Claro que nunca tudo é bom. Um deck destes não tem a mínima hipótese de ganhar dois grandes torneios seguidos.
A partir do momento em que a estratégia tem alguma visibilidade, os adversários (e respectivos side decks) passam a estar preparados para ela.
Mas quantos decks originais e competitivos é que é possível construir num jogo como Yu-Gi-Oh! com uma card pool de muitos milhares de cartas? Dezenas.
E para quantos decks diferentes é que um Side Deck pode estar preparado mantendo uma eficiência razoável? No máximo, eu diria que uns 5 ou 6.

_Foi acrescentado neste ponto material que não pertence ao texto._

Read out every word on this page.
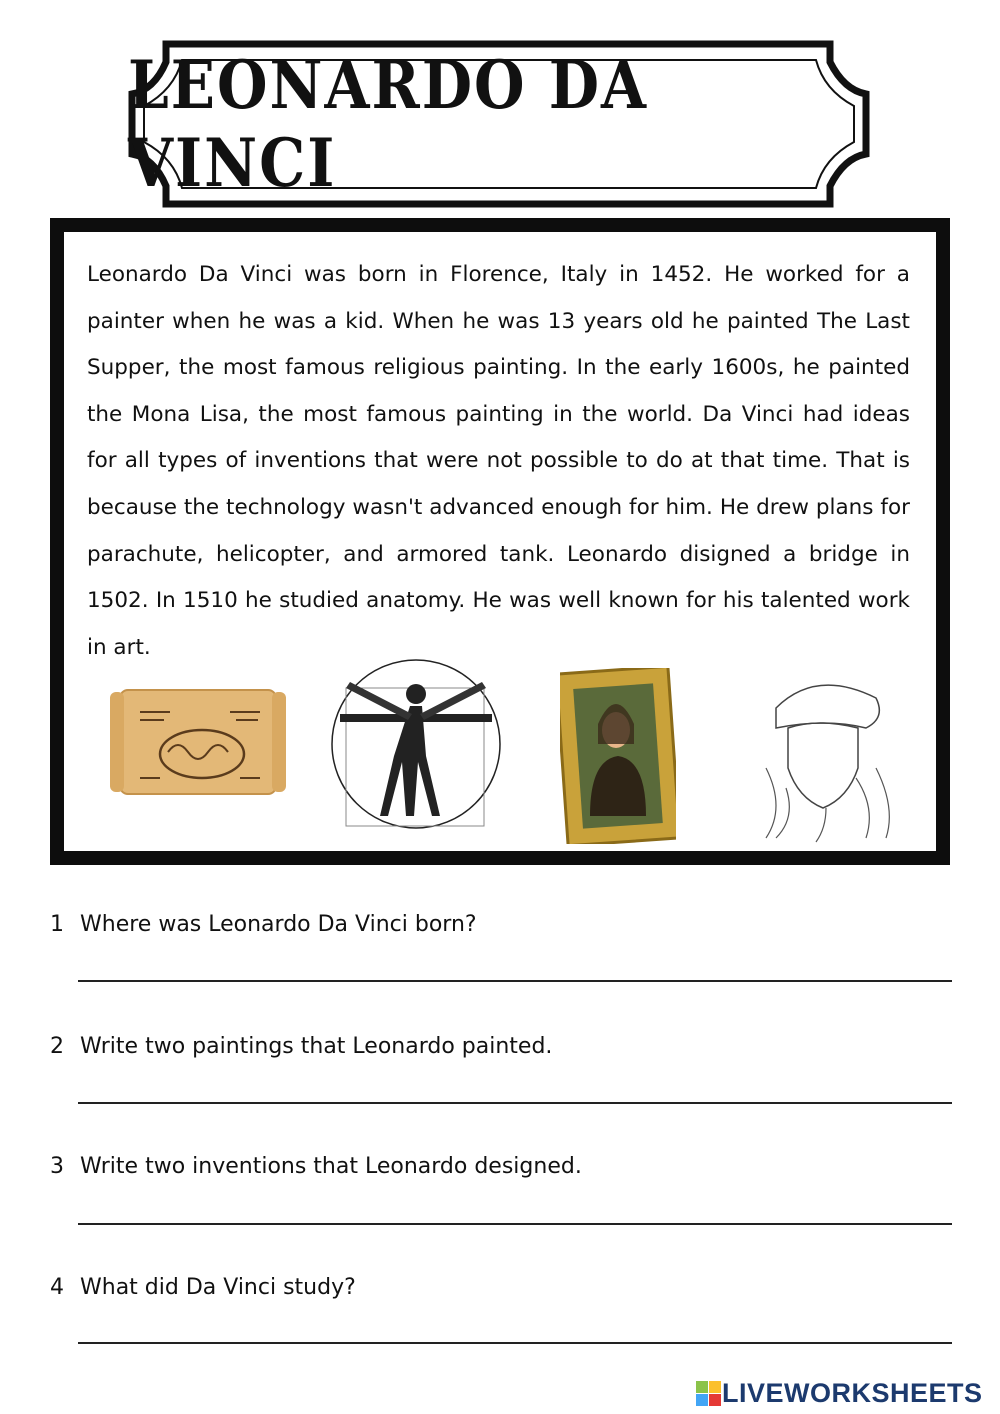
LEONARDO DA VINCI

Leonardo Da Vinci was born in Florence, Italy in 1452. He worked for a painter when he was a kid. When he was 13 years old he painted The Last Supper, the most famous religious painting. In the early 1600s, he painted the Mona Lisa, the most famous painting in the world. Da Vinci had ideas for all types of inventions that were not possible to do at that time. That is because the technology wasn't advanced enough for him. He drew plans for parachute, helicopter, and armored tank. Leonardo disigned a bridge in 1502. In 1510 he studied anatomy. He was well known for his talented work in art.

1 Where was Leonardo Da Vinci born?
2 Write two paintings that Leonardo painted.
3 Write two inventions that Leonardo designed.
4 What did Da Vinci study?
LIVEWORKSHEETS
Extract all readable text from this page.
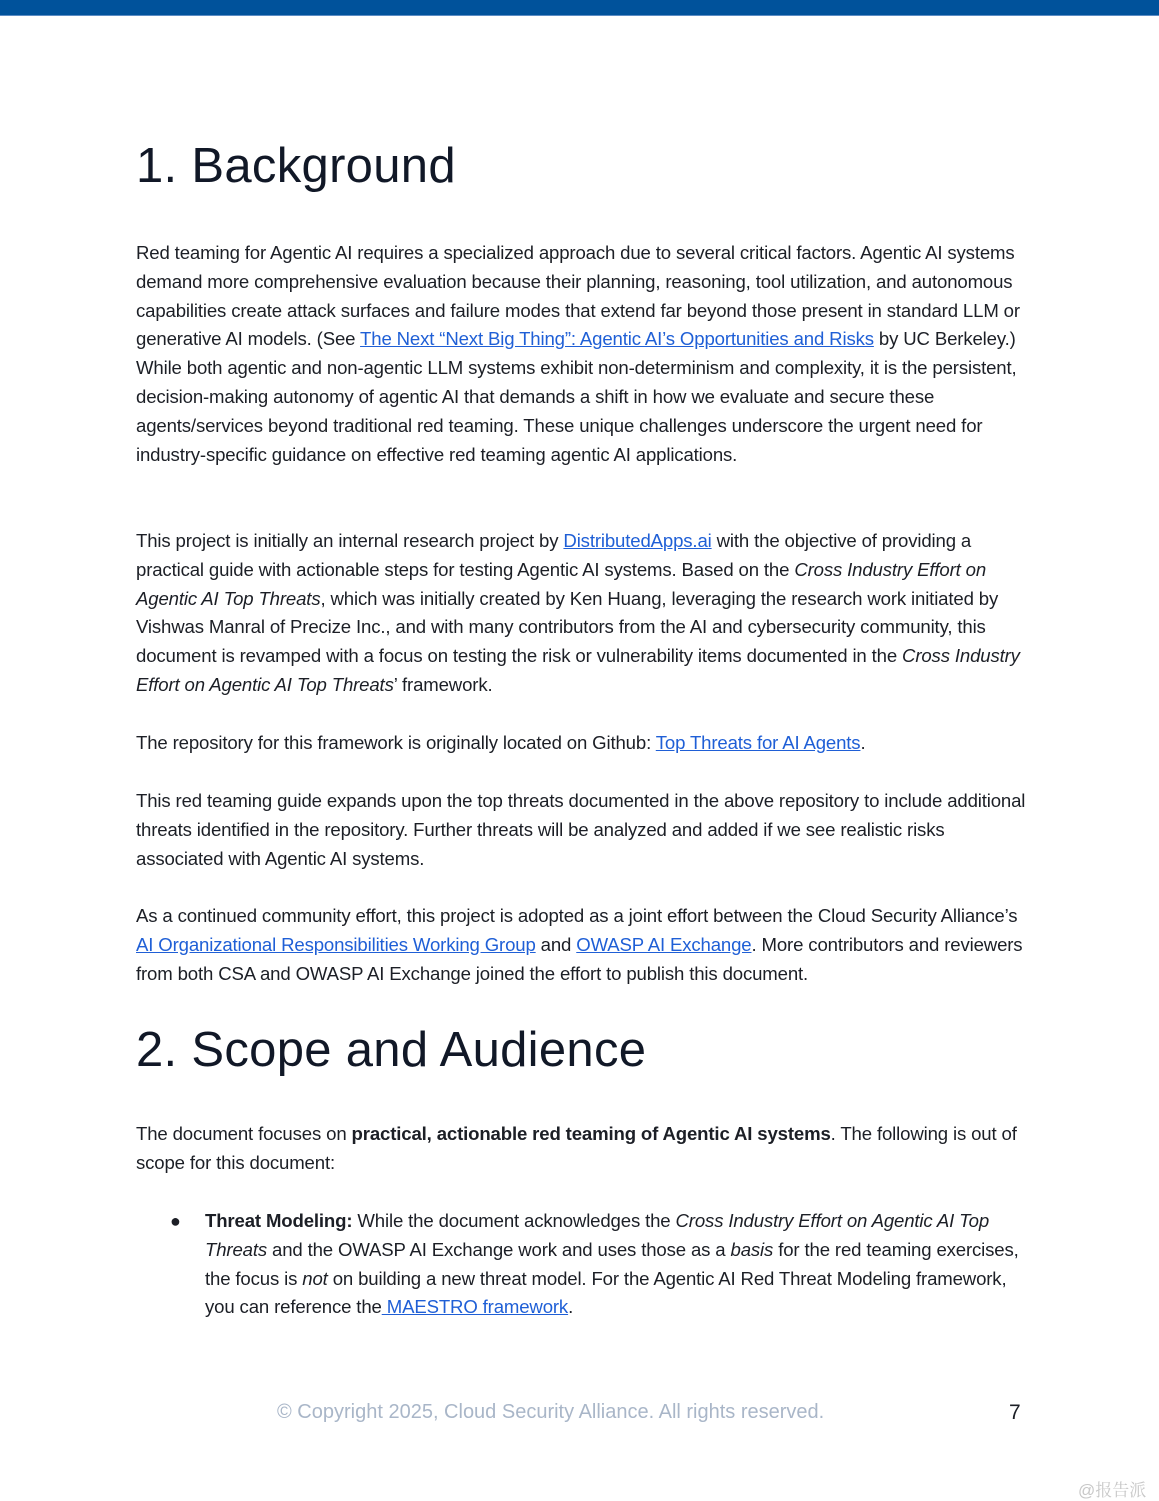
1. Background

Red teaming for Agentic AI requires a specialized approach due to several critical factors. Agentic AI systems demand more comprehensive evaluation because their planning, reasoning, tool utilization, and autonomous capabilities create attack surfaces and failure modes that extend far beyond those present in standard LLM or generative AI models. (See The Next “Next Big Thing”: Agentic AI’s Opportunities and Risks by UC Berkeley.) While both agentic and non-agentic LLM systems exhibit non-determinism and complexity, it is the persistent, decision-making autonomy of agentic AI that demands a shift in how we evaluate and secure these agents/services beyond traditional red teaming. These unique challenges underscore the urgent need for industry-specific guidance on effective red teaming agentic AI applications.

This project is initially an internal research project by DistributedApps.ai with the objective of providing a practical guide with actionable steps for testing Agentic AI systems. Based on the Cross Industry Effort on Agentic AI Top Threats, which was initially created by Ken Huang, leveraging the research work initiated by Vishwas Manral of Precize Inc., and with many contributors from the AI and cybersecurity community, this document is revamped with a focus on testing the risk or vulnerability items documented in the Cross Industry Effort on Agentic AI Top Threats’ framework.

The repository for this framework is originally located on Github: Top Threats for AI Agents.

This red teaming guide expands upon the top threats documented in the above repository to include additional threats identified in the repository. Further threats will be analyzed and added if we see realistic risks associated with Agentic AI systems.

As a continued community effort, this project is adopted as a joint effort between the Cloud Security Alliance’s AI Organizational Responsibilities Working Group and OWASP AI Exchange. More contributors and reviewers from both CSA and OWASP AI Exchange joined the effort to publish this document.

2. Scope and Audience

The document focuses on practical, actionable red teaming of Agentic AI systems. The following is out of scope for this document:

● Threat Modeling: While the document acknowledges the Cross Industry Effort on Agentic AI Top Threats and the OWASP AI Exchange work and uses those as a basis for the red teaming exercises, the focus is not on building a new threat model. For the Agentic AI Red Threat Modeling framework, you can reference the MAESTRO framework.
© Copyright 2025, Cloud Security Alliance. All rights reserved.	7
@报告派
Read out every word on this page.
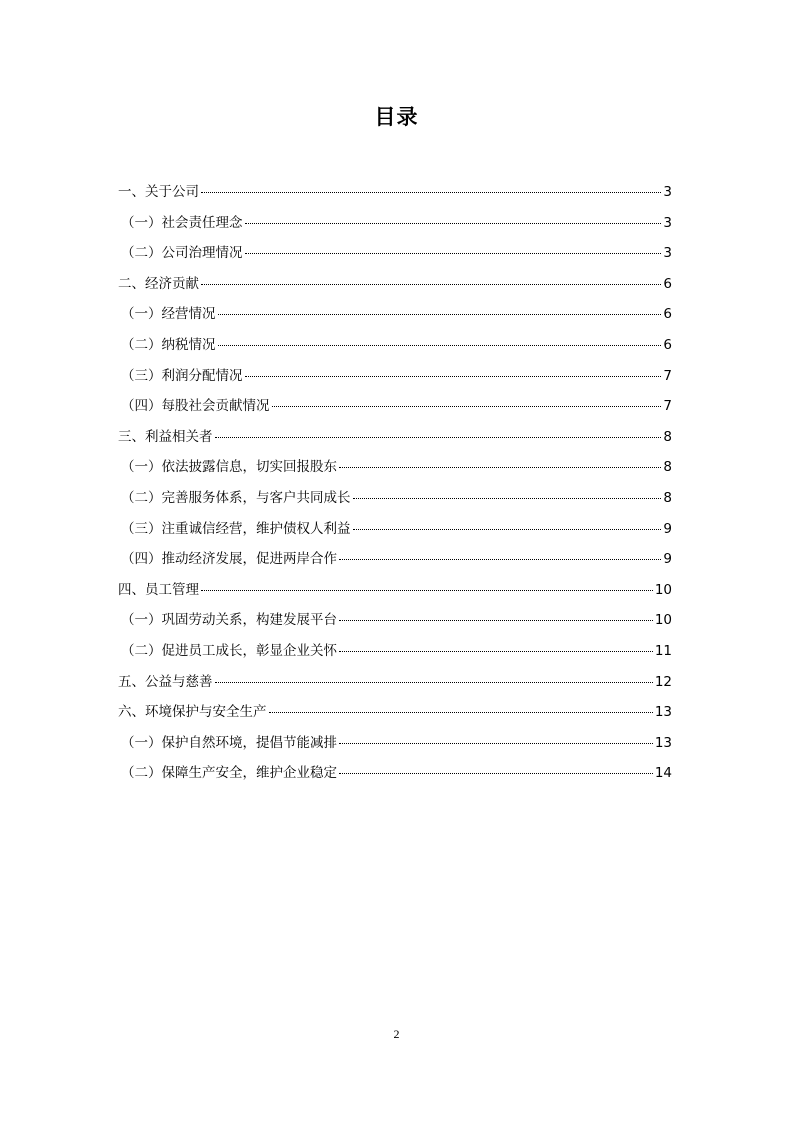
目录
一、关于公司	3
（一）社会责任理念	3
（二）公司治理情况	3
二、经济贡献	6
（一）经营情况	6
（二）纳税情况	6
（三）利润分配情况	7
（四）每股社会贡献情况	7
三、利益相关者	8
（一）依法披露信息，切实回报股东	8
（二）完善服务体系，与客户共同成长	8
（三）注重诚信经营，维护债权人利益	9
（四）推动经济发展，促进两岸合作	9
四、员工管理	10
（一）巩固劳动关系，构建发展平台	10
（二）促进员工成长，彰显企业关怀	11
五、公益与慈善	12
六、环境保护与安全生产	13
（一）保护自然环境，提倡节能减排	13
（二）保障生产安全，维护企业稳定	14
2
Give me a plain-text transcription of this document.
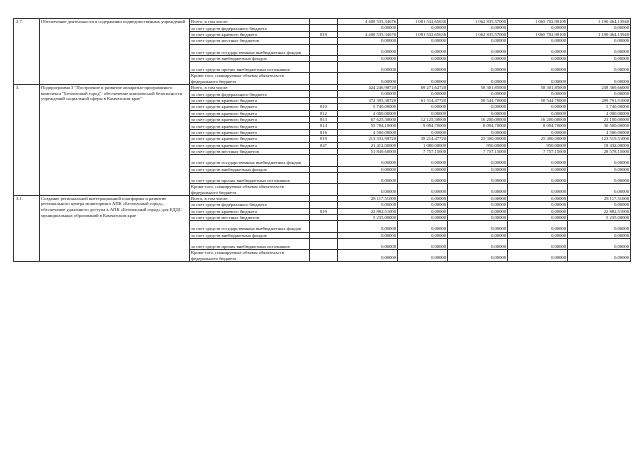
2.7.	Обеспечение деятельности в содержании подведомственных учреждений	Всего, в том числе:		4 400 535,34676	1 081 532,65636	1 062 835,57000	1 065 702,98100	1 190 464,13940
		за счет средств федерального бюджета		0,00000	0,00000	0,00000	0,00000	0,00000
		за счет средств краевого бюджета	819	4 400 535,34676	1 081 532,65636	1 062 835,57000	1 065 702,98100	1 190 464,13940
		за счет средств местных бюджетов		0,00000	0,00000	0,00000	0,00000	0,00000
		за счет средств государственных внебюджетных фондов		0,00000	0,00000	0,00000	0,00000	0,00000
		за счет средств внебюджетных фондов		0,00000	0,00000	0,00000	0,00000	0,00000
		за счет средств прочих внебюджетных источников		0,00000	0,00000	0,00000	0,00000	0,00000
		Кроме того, планируемые объемы обязательств федерального бюджета		0,00000	0,00000	0,00000	0,00000	0,00000
3.	Подпрограмма 3 "Построение и развитие аппаратно-программного комплекса "Безопасный город", обеспечение комплексной безопасности учреждений социальной сферы в Камчатском крае"	Всего, в том числе:		424 246,98720	69 271,62720	58 301,85000	58 301,85000	238 369,66000
		за счет средств федерального бюджета		0,00000	0,00000	0,00000	0,00000	0,00000
		за счет средств краевого бюджета		372 395,38720	61 514,47720	50 544,70000	50 544,70000	209 791,51000
		за счет средств краевого бюджета	810	5 740,00000	0,00000	0,00000	0,00000	5 740,00000
		за счет средств краевого бюджета	812	4 000,00000	0,00000	0,00000	0,00000	4 000,00000
		за счет средств краевого бюджета	813	67 625,30000	12 125,30000	16 200,00000	16 200,00000	23 100,00000
		за счет средств краевого бюджета	814	55 784,10000	9 094,70000	8 094,70000	8 094,70000	30 500,00000
		за счет средств краевого бюджета	816	4 500,00000	0,00000	0,00000	0,00000	4 500,00000
		за счет средств краевого бюджета	819	213 333,98720	39 214,47720	25 300,00000	25 300,00000	123 519,51000
		за счет средств краевого бюджета	847	21 412,00000	1 080,00000	950,00000	950,00000	18 432,00000
		за счет средств местных бюджетов		51 849,60000	7 757,15000	7 757,15000	7 757,15000	28 578,15000
		за счет средств государственных внебюджетных фондов		0,00000	0,00000	0,00000	0,00000	0,00000
		за счет средств внебюджетных фондов		0,00000	0,00000	0,00000	0,00000	0,00000
		за счет средств прочих внебюджетных источников		0,00000	0,00000	0,00000	0,00000	0,00000
		Кроме того, планируемые объемы обязательств федерального бюджета		0,00000	0,00000	0,00000	0,00000	0,00000
3.1.	Создание региональной интеграционной платформы и развитие регионального центра мониторинга АПК «Безопасный город», обеспечение удаленного доступа к АПК «Безопасный город» для ЕДДС муниципальных образований в Камчатском крае	Всего, в том числе:		28 117,51000	0,00000	0,00000	0,00000	28 117,51000
		за счет средств федерального бюджета		0,00000	0,00000	0,00000	0,00000	0,00000
		за счет средств краевого бюджета	819	22 882,51000	0,00000	0,00000	0,00000	22 882,51000
		за счет средств местных бюджетов		5 235,00000	0,00000	0,00000	0,00000	5 235,00000
		за счет средств государственных внебюджетных фондов		0,00000	0,00000	0,00000	0,00000	0,00000
		за счет средств внебюджетных фондов		0,00000	0,00000	0,00000	0,00000	0,00000
		за счет средств прочих внебюджетных источников		0,00000	0,00000	0,00000	0,00000	0,00000
		Кроме того, планируемые объемы обязательств федерального бюджета		0,00000	0,00000	0,00000	0,00000	0,00000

Agora que aqueles que ainda não adormeceram ou desistiram de tentar perceber tudo aquilo que eu disse depois do primeiro parágrafo já devem estar a ficar fartos, deixo apenas um conselho final para terminar.
Criar decks originais dá mais trabalho do que ir à net e copiar o deck que venceu o último Shonen Jump Championship, mas vale a pena. Na melhor das hipóteses conseguem um deck que funciona e podem surpreender os adversários com ele, na pior das hipóteses estarão muito mais bem preparados se algum dia enfrentarem um jogador que realmente conseguiu pôr esse deck a funcionar, porque já têm uma ideia muito melhor de como ele funciona. Espero que este artigo tenha sido útil para alguém (acho que já seria demais esperar que fosse útil para dois ou mais jogadores). Se não foi... bem, acho que a minha reputação de maluco já não podia piorar de qualquer forma. Have some nice duels! "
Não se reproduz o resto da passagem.